Eu vi que todo mundo postou sobre Black Swan. E eu não comentei no blog de ninguém porque eu ainda não vi. Porque o babybrother me contou que alguém arranca o pedaço do dedo de alguém e é nojento e eu não vou gostar. Conclusão: não sei comentar sobre esse filme ainda. Comentarei algo quase tão importante quanto o filme cuja atriz principal é a favorita para a estatueta do Oscar: eu vim falar do Carlos.
Ontem eu cheguei em casa, lavei a louça, coloquei o jantar pra fazer, tirei o lixo. E nessa hora, resolvi enfiar junto um pé de hortelã morto que eu tinha lá em casa. Que eu comprei no Ceasa debaixo de argumentos da vendedora dizendo "não, só está feinho, morrer não vai não." Eu queria algumas folhas de hortelã pra me acabar num mojito, já que comprei rum pra dar e vender. E foi aquele vaso feio de hortelãs feias que levei pra casa. Por 3 reais. Hortelã mumificada, foi pro lixo com vaso e tudo. Mas no pratinho do vaso, uma surpresa. Um tatu-bola.
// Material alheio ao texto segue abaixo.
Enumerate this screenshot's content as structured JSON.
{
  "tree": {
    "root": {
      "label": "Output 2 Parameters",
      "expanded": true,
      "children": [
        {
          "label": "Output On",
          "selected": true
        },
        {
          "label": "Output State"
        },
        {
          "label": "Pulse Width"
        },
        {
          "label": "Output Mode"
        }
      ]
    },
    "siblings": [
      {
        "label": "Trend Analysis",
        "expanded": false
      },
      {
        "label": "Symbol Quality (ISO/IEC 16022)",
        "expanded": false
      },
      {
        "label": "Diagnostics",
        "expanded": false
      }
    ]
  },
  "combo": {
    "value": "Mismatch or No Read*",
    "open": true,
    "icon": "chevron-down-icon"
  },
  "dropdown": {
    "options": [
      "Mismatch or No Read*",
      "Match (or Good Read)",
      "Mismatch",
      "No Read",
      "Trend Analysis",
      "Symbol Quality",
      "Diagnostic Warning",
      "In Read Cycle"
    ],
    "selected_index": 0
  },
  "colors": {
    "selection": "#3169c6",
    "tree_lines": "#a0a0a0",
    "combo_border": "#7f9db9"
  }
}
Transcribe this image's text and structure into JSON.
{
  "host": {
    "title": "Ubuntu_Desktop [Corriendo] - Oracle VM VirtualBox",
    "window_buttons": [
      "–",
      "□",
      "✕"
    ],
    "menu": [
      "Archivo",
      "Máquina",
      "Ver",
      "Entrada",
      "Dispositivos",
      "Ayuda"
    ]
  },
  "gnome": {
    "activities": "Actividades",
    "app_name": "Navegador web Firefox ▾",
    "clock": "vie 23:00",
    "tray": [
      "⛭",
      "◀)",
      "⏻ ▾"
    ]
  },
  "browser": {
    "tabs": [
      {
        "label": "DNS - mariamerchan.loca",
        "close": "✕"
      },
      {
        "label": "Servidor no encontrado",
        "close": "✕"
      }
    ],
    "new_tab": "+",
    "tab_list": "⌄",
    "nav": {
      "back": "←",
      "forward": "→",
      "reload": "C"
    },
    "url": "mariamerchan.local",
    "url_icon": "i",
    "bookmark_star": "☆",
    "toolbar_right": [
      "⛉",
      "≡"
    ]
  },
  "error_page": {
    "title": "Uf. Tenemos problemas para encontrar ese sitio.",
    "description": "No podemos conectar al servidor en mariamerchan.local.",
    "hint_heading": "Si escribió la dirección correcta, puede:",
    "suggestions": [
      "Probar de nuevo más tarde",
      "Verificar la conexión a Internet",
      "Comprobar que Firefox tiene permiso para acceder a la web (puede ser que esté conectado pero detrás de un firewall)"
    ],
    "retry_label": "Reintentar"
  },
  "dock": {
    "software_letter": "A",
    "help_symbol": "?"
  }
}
Quando eu era criança, minha brincadeira preferida era de panelinhas. Não sei exatamente porque não existem mais panelinhas de plástico pra vender, porque a minha avó me dava coleções e coleções de pratinhos e xicarazinhas e panelinhas e fogõezinhos. Eu tinha vários e passava horas brincando com aquilo. Brincadeira barata. E eu passava o dia investigando pelo quintal por ingredientes pra colocar nas minhas panelinhas. A maioria dos meus ingredientes era sempre folhas, mas vez ou outra eu colocava formigas também. E as comia depois, inclusive. Era mesmo uma brincadeira bem real. Fato é que meu ingrediente preferido eram os tatus-bola. Eu tinha vários, tinha coleções, e achava uma graça que eles ficavam lá acondicionados feito lindas bolinhas nas minhas panelinhas. Eu passava o dia rodando tatuzinhos pra lá e pra cá no meio das minhas brincadeiras. Eu era filha única. E os tatuzinhos eram minhas companhias.
Vinte e muitos anos depois fico aqui a pensar que talvez eles tenham entrado em extinção. Porque nunca mais eu tinha visto um. Acho mesmo que a globalização, o crescimento desenfreado das metrópoles, a poluição e o trânsito fizeram com que tatus-bola morressem por falta de lugares mais tranquilos pra morar. Não sei. Mas sei que ontem, no pratinho do meu vaso de hortelãs falecidas, havia um tatu-bola.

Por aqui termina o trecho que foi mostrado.